You may want to add a lot of fruits and vegetables to your diet as a recent study has found that doing so can cut obesity risk.
Pro-vegetarian diets (with a higher consumption of plant-based foods compared to animal-based foods) could provide substantial protection against obesity, according to the University of Navarra research presented at this year’s European Congress on Obesity (ECO) in Porto, Portugal (17-20 May).
This observational study found that people who ate a high pro-vegetarian diet, rich in food coming from plant sources like vegetables, fruit, and grains, cut their risk of developing obesity by almost half compared to those who were least pro-vegetarian, with a dietary pattern rich in animal food like meat, and animal fats.
Current evidence suggests that such a pro-vegetarian diet has a protective role in cardiovascular disease and diabetes, but little is known about its role on the risk of developing obesity in healthy populations.

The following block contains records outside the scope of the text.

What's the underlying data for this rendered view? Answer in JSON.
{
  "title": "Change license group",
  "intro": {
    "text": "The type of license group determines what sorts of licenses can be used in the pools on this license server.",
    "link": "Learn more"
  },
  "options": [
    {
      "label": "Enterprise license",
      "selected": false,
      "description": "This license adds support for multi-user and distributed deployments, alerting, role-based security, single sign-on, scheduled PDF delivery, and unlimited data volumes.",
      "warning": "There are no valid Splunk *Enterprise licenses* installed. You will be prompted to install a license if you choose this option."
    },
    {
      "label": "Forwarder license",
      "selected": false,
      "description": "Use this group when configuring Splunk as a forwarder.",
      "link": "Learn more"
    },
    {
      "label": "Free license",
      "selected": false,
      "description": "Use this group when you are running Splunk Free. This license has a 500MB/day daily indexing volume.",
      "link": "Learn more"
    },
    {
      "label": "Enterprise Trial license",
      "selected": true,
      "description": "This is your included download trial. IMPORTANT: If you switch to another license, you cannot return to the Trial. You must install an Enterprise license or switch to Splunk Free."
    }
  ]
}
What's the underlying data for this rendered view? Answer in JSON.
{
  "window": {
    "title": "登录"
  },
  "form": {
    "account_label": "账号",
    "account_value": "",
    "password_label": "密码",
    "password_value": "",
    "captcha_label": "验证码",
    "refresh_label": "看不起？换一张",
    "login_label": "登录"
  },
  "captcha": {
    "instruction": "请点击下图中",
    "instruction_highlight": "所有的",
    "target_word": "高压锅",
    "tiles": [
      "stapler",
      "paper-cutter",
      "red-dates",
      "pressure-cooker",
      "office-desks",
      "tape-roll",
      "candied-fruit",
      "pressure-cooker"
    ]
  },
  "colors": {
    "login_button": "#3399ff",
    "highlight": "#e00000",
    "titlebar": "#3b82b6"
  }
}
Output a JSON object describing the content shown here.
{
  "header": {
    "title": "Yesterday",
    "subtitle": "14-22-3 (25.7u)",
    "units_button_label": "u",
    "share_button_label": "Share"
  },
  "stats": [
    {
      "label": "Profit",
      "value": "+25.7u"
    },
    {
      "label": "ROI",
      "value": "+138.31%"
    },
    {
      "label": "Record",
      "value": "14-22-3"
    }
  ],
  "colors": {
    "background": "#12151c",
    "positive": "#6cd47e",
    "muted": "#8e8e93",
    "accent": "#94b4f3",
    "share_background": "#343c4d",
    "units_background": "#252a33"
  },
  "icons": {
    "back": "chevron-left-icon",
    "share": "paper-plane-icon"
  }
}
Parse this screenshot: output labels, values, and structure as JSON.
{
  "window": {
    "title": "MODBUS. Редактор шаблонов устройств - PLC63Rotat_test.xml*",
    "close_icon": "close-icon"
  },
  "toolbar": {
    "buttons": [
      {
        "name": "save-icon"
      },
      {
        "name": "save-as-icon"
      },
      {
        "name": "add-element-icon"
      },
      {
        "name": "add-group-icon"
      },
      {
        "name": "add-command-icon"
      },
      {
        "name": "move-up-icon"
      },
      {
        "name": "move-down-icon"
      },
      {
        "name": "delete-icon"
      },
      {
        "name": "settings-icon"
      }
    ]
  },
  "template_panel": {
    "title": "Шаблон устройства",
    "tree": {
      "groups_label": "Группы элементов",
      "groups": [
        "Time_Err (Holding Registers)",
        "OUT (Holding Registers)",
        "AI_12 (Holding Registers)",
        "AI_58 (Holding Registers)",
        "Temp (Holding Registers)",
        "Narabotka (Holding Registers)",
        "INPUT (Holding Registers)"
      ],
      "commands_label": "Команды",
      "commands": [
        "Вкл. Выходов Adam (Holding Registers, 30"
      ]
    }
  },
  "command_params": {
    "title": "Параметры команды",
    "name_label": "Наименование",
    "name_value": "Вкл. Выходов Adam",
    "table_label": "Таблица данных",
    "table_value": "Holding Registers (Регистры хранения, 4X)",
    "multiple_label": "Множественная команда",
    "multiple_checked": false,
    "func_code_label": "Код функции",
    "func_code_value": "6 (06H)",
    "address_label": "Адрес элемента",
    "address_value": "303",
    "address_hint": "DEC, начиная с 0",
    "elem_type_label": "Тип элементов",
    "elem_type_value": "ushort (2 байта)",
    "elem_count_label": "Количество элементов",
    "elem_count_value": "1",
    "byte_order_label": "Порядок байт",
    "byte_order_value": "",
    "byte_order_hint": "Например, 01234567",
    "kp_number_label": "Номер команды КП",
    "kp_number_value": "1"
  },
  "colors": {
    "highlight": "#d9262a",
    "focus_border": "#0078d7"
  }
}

The study was carried by student Julen Sanz examined the association between varying degrees of pro-vegetarian (plant-based) diet and the incidence of obesity in over 16,000 healthy, non-obese adults from the SUN Cohort (Seguimiento Universidad de Navarra), a study tracking the health of Spanish graduates since 1999.
The authors acknowledge that their findings show observational differences rather than evidence of cause and effect. They conclude: “Our study suggests that plant-based diets are associated with substantially lower risk of developing obesity. This supports current recommendations to shift to diets rich in plant foods, with lower intake of animal foods.”